Human Lost Anime Film's Video Reveals October Screenings in U.S.
posted on by Jennifer Sherman
Funimation began streaming an English-subtitled trailer for the Human Lost 3D CG anime film on Friday. The video reveals that the film will screen in theaters in the United States on October 22 and 23. Screenings on October 22 will have English subtitles, and screenings on October 23 will have an English dub.
The film will open in the U.S. before it opens in Japan. The anime is slated for global release in October and November. Anime Expo screened the North American English-subtitled premiere for the film in July.
The anime won the the "Axis: The Satoshi Kon Award for Excellence in Animation" award as a Special Mention at Montreal's Fantasia International Film Festival on July 25. The film also screened out of competition at this year's Annecy International Animation Film Festival on June 14.

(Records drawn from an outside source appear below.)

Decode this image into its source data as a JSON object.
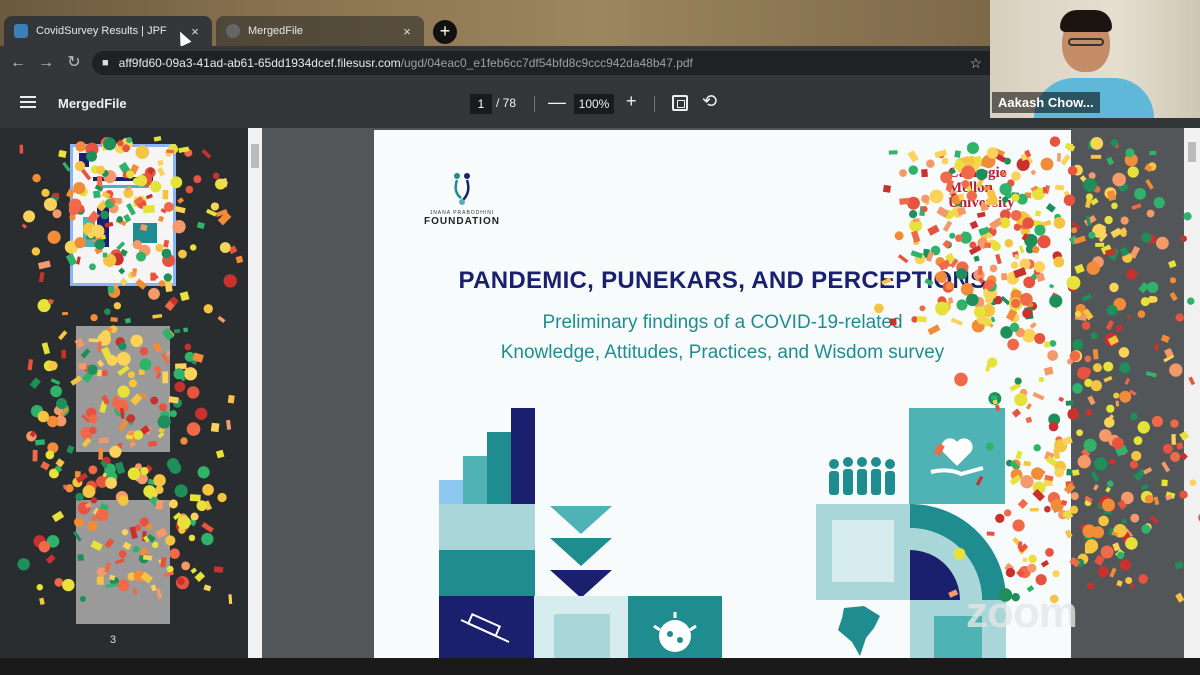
{
  "browser": {
    "tabs": [
      {
        "title": "CovidSurvey Results | JPF",
        "active": true
      },
      {
        "title": "MergedFile",
        "active": false
      }
    ],
    "new_tab_label": "+",
    "close_glyph": "×",
    "url_host": "aff9fd60-09a3-41ad-ab61-65dd1934dcef.filesusr.com",
    "url_path": "/ugd/04eac0_e1feb6cc7df54bfd8c9ccc942da48b47.pdf"
  },
  "pdf_viewer": {
    "title": "MergedFile",
    "current_page": "1",
    "total_pages": "/ 78",
    "zoom": "100%",
    "zoom_minus": "—",
    "zoom_plus": "+",
    "thumbnail_page_label": "3"
  },
  "page": {
    "jpf_small": "JNANA PRABODHINI",
    "jpf_big": "FOUNDATION",
    "cmu_lines": [
      "Carnegie",
      "Mellon",
      "University"
    ],
    "headline": "PANDEMIC, PUNEKARS, AND PERCEPTIONS",
    "subline_1": "Preliminary findings of a COVID-19-related",
    "subline_2": "Knowledge, Attitudes, Practices, and Wisdom survey"
  },
  "zoom_call": {
    "participant_name": "Aakash Chow...",
    "watermark": "zoom"
  },
  "colors": {
    "navy": "#1a1f6e",
    "teal": "#1f8d8f",
    "teal_light": "#a9d6d8",
    "teal_mid": "#4fb3b5",
    "cmu_red": "#b22234"
  },
  "icons": [
    "back-arrow-icon",
    "forward-arrow-icon",
    "reload-icon",
    "lock-icon",
    "star-icon",
    "menu-icon",
    "fit-page-icon",
    "rotate-icon",
    "heart-hand-icon",
    "people-icon",
    "syringe-icon",
    "virus-icon",
    "india-map-icon"
  ]
}
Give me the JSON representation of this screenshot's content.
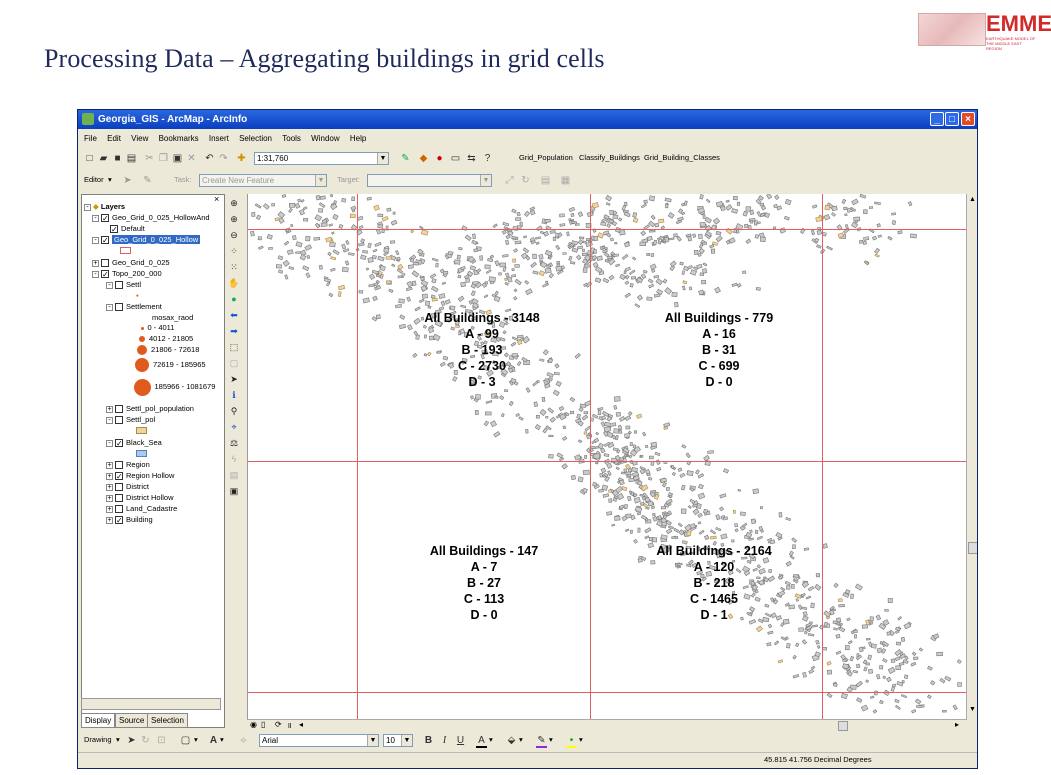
{
  "slide": {
    "title": "Processing Data – Aggregating buildings in grid cells"
  },
  "logo": {
    "brand": "EMME",
    "tagline": "EARTHQUAKE MODEL OF THE MIDDLE EAST REGION"
  },
  "window": {
    "title": "Georgia_GIS - ArcMap - ArcInfo",
    "buttons": [
      "_",
      "□",
      "×"
    ]
  },
  "menu": [
    "File",
    "Edit",
    "View",
    "Bookmarks",
    "Insert",
    "Selection",
    "Tools",
    "Window",
    "Help"
  ],
  "toolbar": {
    "scale": "1:31,760",
    "custom_tools": [
      "Grid_Population",
      "Classify_Buildings",
      "Grid_Building_Classes"
    ]
  },
  "editor": {
    "label": "Editor",
    "task_label": "Task:",
    "task_value": "Create New Feature",
    "target_label": "Target:"
  },
  "toc": {
    "root": "Layers",
    "layers": [
      {
        "label": "Geo_Grid_0_025_HollowAnd",
        "checked": true,
        "expand": "-"
      },
      {
        "label": "Default",
        "checked": true,
        "expand": ""
      },
      {
        "label": "Geo_Grid_0_025_Hollow",
        "checked": true,
        "expand": "-",
        "selected": true
      },
      {
        "label": "Geo_Grid_0_025",
        "checked": false,
        "expand": "+"
      },
      {
        "label": "Topo_200_000",
        "checked": true,
        "expand": "-"
      },
      {
        "label": "Settl",
        "checked": false,
        "expand": "-"
      },
      {
        "label": "Settlement",
        "checked": false,
        "expand": "-"
      },
      {
        "label": "Settl_pol_population",
        "checked": false,
        "expand": "+"
      },
      {
        "label": "Settl_pol",
        "checked": false,
        "expand": "-"
      },
      {
        "label": "Black_Sea",
        "checked": true,
        "expand": "-"
      },
      {
        "label": "Region",
        "checked": false,
        "expand": "+"
      },
      {
        "label": "Region Hollow",
        "checked": true,
        "expand": "+"
      },
      {
        "label": "District",
        "checked": false,
        "expand": "+"
      },
      {
        "label": "District Hollow",
        "checked": false,
        "expand": "+"
      },
      {
        "label": "Land_Cadastre",
        "checked": false,
        "expand": "+"
      },
      {
        "label": "Building",
        "checked": true,
        "expand": "+"
      }
    ],
    "legend_field": "mosax_raod",
    "legend": [
      {
        "label": "0 - 4011",
        "size": 3
      },
      {
        "label": "4012 - 21805",
        "size": 6
      },
      {
        "label": "21806 - 72618",
        "size": 10
      },
      {
        "label": "72619 - 185965",
        "size": 14
      },
      {
        "label": "185966 - 1081679",
        "size": 17
      }
    ],
    "tabs": [
      "Display",
      "Source",
      "Selection"
    ]
  },
  "map": {
    "cells": [
      {
        "title": "All Buildings - 3148",
        "a": "A - 99",
        "b": "B - 193",
        "c": "C - 2730",
        "d": "D - 3"
      },
      {
        "title": "All Buildings - 779",
        "a": "A - 16",
        "b": "B - 31",
        "c": "C - 699",
        "d": "D - 0"
      },
      {
        "title": "All Buildings - 147",
        "a": "A - 7",
        "b": "B - 27",
        "c": "C - 113",
        "d": "D - 0"
      },
      {
        "title": "All Buildings - 2164",
        "a": "A - 120",
        "b": "B - 218",
        "c": "C - 1465",
        "d": "D - 1"
      }
    ]
  },
  "drawing": {
    "label": "Drawing",
    "font": "Arial",
    "size": "10",
    "bold": "B",
    "italic": "I",
    "underline": "U"
  },
  "status": {
    "coords": "45.815  41.756 Decimal Degrees"
  },
  "colors": {
    "grid_line": "#e06060",
    "building": "#cbcbcb",
    "building_highlight": "#f2d39b",
    "title_color": "#1f2a5c"
  }
}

The "new sci-fi, cyberpunk film project" is an adaptation of Osamu Dazai's No Longer Human novel. Funimation describes the film:
From the chief director of “PSYCHO-PASS,” director of “Afro Samurai,” and the studio that brought you “Godzilla: Planet of the Monsters.”

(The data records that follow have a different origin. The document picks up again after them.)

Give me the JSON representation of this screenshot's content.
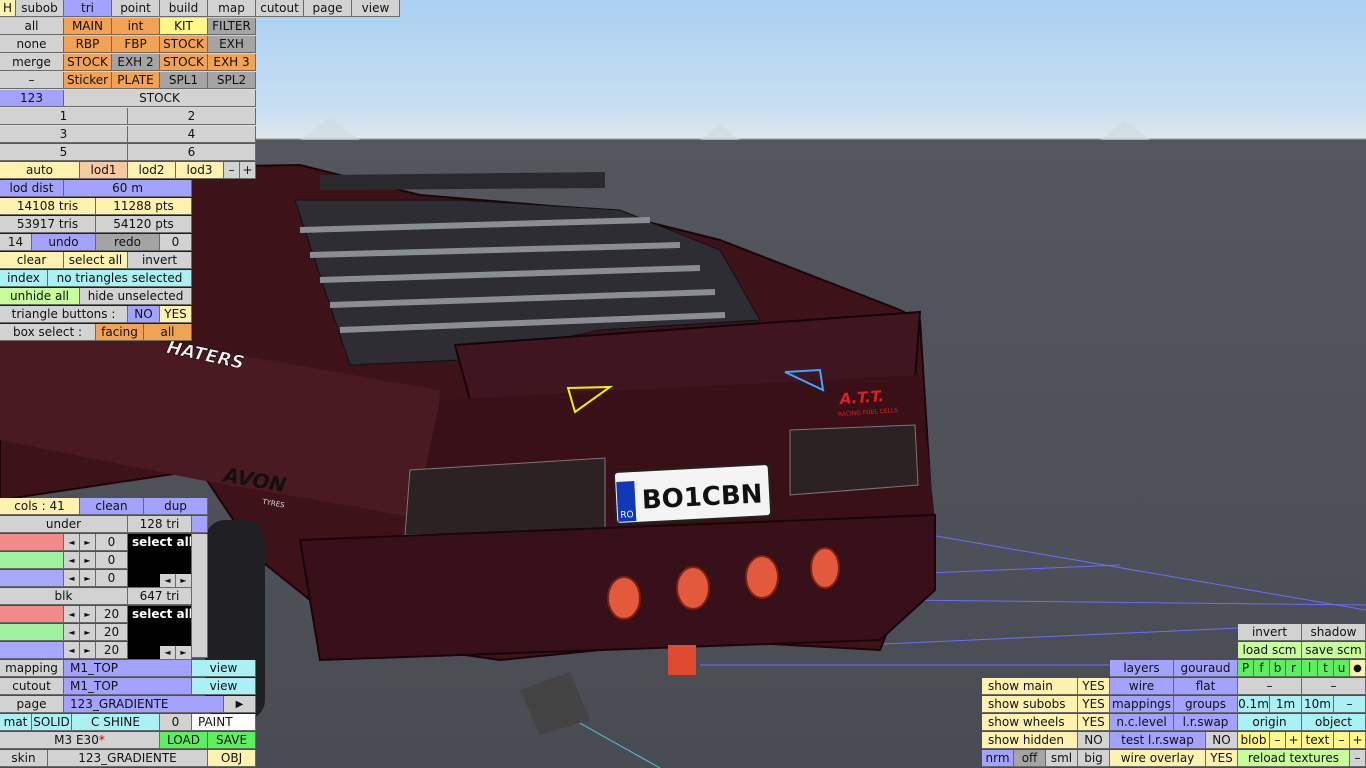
{
  "viewport": {
    "plate": "BO1CBN",
    "plate_country": "RO",
    "sticker_haters": "HATERS",
    "sticker_avon": "AVON",
    "sticker_avon_sub": "TYRES",
    "sticker_att": "A.T.T.",
    "sticker_att_sub": "RACING FUEL CELLS"
  },
  "top_tabs": [
    "H",
    "subob",
    "tri",
    "point",
    "build",
    "map",
    "cutout",
    "page",
    "view"
  ],
  "subobj": {
    "row1": [
      "all",
      "MAIN",
      "int",
      "KIT",
      "FILTER"
    ],
    "row2": [
      "none",
      "RBP",
      "FBP",
      "STOCK",
      "EXH"
    ],
    "row3": [
      "merge",
      "STOCK",
      "EXH 2",
      "STOCK",
      "EXH 3"
    ],
    "row4": [
      "–",
      "Sticker",
      "PLATE",
      "SPL1",
      "SPL2"
    ],
    "row5": [
      "123",
      "STOCK"
    ],
    "pairs": [
      [
        "1",
        "2"
      ],
      [
        "3",
        "4"
      ],
      [
        "5",
        "6"
      ]
    ]
  },
  "lod": {
    "buttons": [
      "auto",
      "lod1",
      "lod2",
      "lod3",
      "–",
      "+"
    ],
    "dist_label": "lod dist",
    "dist_value": "60 m"
  },
  "stats": {
    "tris_a": "14108 tris",
    "pts_a": "11288 pts",
    "tris_b": "53917 tris",
    "pts_b": "54120 pts"
  },
  "undo": {
    "count": "14",
    "undo": "undo",
    "redo": "redo",
    "redo_count": "0"
  },
  "select": {
    "clear": "clear",
    "select_all": "select all",
    "invert": "invert",
    "index": "index",
    "status": "no triangles selected",
    "unhide_all": "unhide all",
    "hide_unselected": "hide unselected",
    "triangle_buttons": "triangle buttons :",
    "no": "NO",
    "yes": "YES",
    "box_select": "box select :",
    "facing": "facing",
    "all": "all"
  },
  "cols": {
    "label": "cols : 41",
    "clean": "clean",
    "dup": "dup"
  },
  "colors": [
    {
      "name": "under",
      "count": "128 tri",
      "values": [
        "0",
        "0",
        "0"
      ],
      "select_all": "select all"
    },
    {
      "name": "blk",
      "count": "647 tri",
      "values": [
        "20",
        "20",
        "20"
      ],
      "select_all": "select all"
    }
  ],
  "icons": {
    "left_arrow": "◄",
    "right_arrow": "►",
    "play": "▶",
    "dot": "●"
  },
  "material": {
    "mapping_label": "mapping",
    "mapping_value": "M1_TOP",
    "mapping_view": "view",
    "cutout_label": "cutout",
    "cutout_value": "M1_TOP",
    "cutout_view": "view",
    "page_label": "page",
    "page_value": "123_GRADIENTE",
    "mat": "mat",
    "solid": "SOLID",
    "cshine": "C SHINE",
    "zero": "0",
    "paint": "PAINT",
    "car": "M3 E30",
    "modified": "*",
    "load": "LOAD",
    "save": "SAVE",
    "skin_label": "skin",
    "skin_value": "123_GRADIENTE",
    "obj": "OBJ"
  },
  "display": {
    "show_main": "show main",
    "show_subobs": "show subobs",
    "show_wheels": "show wheels",
    "show_hidden": "show hidden",
    "yes": "YES",
    "no": "NO",
    "nrm": "nrm",
    "off": "off",
    "sml": "sml",
    "big": "big",
    "layers": "layers",
    "gouraud": "gouraud",
    "wire": "wire",
    "flat": "flat",
    "mappings": "mappings",
    "groups": "groups",
    "nclevel": "n.c.level",
    "lrswap": "l.r.swap",
    "test_lrswap": "test l.r.swap",
    "wire_overlay": "wire overlay",
    "invert": "invert",
    "shadow": "shadow",
    "load_scm": "load scm",
    "save_scm": "save scm",
    "flags": [
      "P",
      "f",
      "b",
      "r",
      "l",
      "t",
      "u"
    ],
    "minus": "–",
    "dist": [
      "0.1m",
      "1m",
      "10m"
    ],
    "origin": "origin",
    "object": "object",
    "blob": "blob",
    "text": "text",
    "reload": "reload textures",
    "plus": "+"
  }
}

The year is 2036. A revolution in medical treatment has conquered death by means of internal nanomachines and the “Shell System”, yet only the richest can afford to partake.

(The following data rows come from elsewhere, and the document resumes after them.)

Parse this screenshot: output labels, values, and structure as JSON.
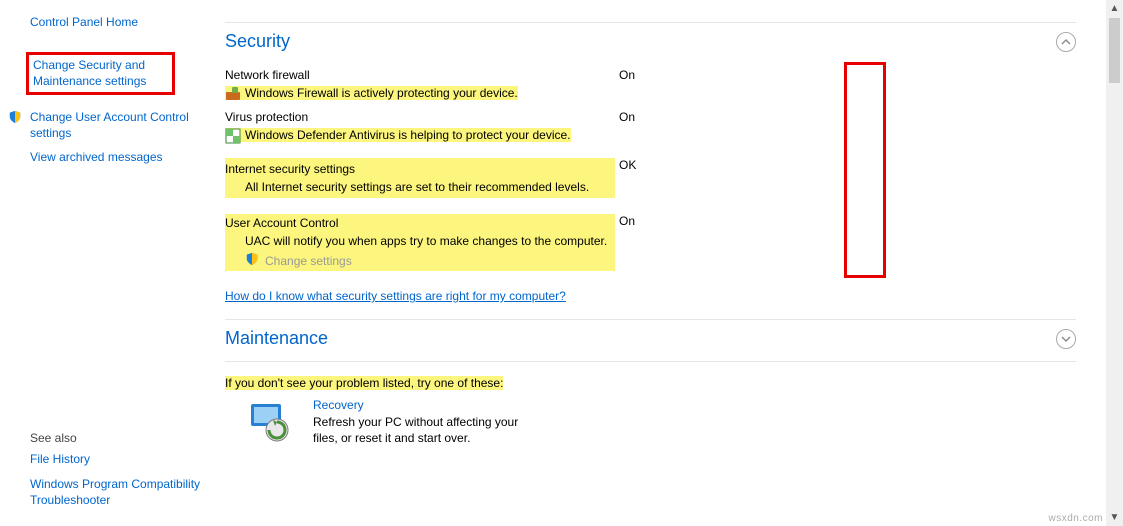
{
  "sidebar": {
    "home": "Control Panel Home",
    "links": [
      "Change Security and Maintenance settings",
      "Change User Account Control settings",
      "View archived messages"
    ],
    "see_also_header": "See also",
    "see_also": [
      "File History",
      "Windows Program Compatibility Troubleshooter"
    ]
  },
  "sections": {
    "security": {
      "title": "Security",
      "firewall": {
        "label": "Network firewall",
        "msg": "Windows Firewall is actively protecting your device.",
        "status": "On"
      },
      "virus": {
        "label": "Virus protection",
        "msg": "Windows Defender Antivirus is helping to protect your device.",
        "status": "On"
      },
      "internet": {
        "label": "Internet security settings",
        "msg": "All Internet security settings are set to their recommended levels.",
        "status": "OK"
      },
      "uac": {
        "label": "User Account Control",
        "msg": "UAC will notify you when apps try to make changes to the computer.",
        "change": "Change settings",
        "status": "On"
      },
      "help_link": "How do I know what security settings are right for my computer?"
    },
    "maintenance": {
      "title": "Maintenance"
    }
  },
  "footer": {
    "prompt": "If you don't see your problem listed, try one of these:",
    "recovery_title": "Recovery",
    "recovery_sub": "Refresh your PC without affecting your files, or reset it and start over."
  },
  "watermark": "wsxdn.com"
}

Yozo Oba isn't the richest. Troubled by strange dreams, he flippantly joins his friend's biker gang on an ill-fated incursion to “The Inside”, where society's elite lives. This instigates a journey of terrifying discovery that will change Yozo's life forever.
Katsuyuki Motohiro (FLCL Alternative, Psycho-Pass) served as executive director. Fuminori Kizaki (Afro Samurai) directed the film at Polygon Pictures. Tow Ubukata (Fafner, Psycho-Pass 2) wrote the scripts. Yūsuke Kozaki (BBK/BRNK, Intrigue in the Bakumatsu - Irohanihoheto) designed the characters, and Kenichiro Tomiyasu (Resident Evil: Damnation) was in charge of concept art. MAGNET and Slow Curve are credited with planning, and TOHO Visual Entertainment is distributing the film in Japan.
Dazai's original Ningen Shikkaku novel follows a young man's deepening alienation from the rest of the world, despite his attempts to maintain a cheery facade.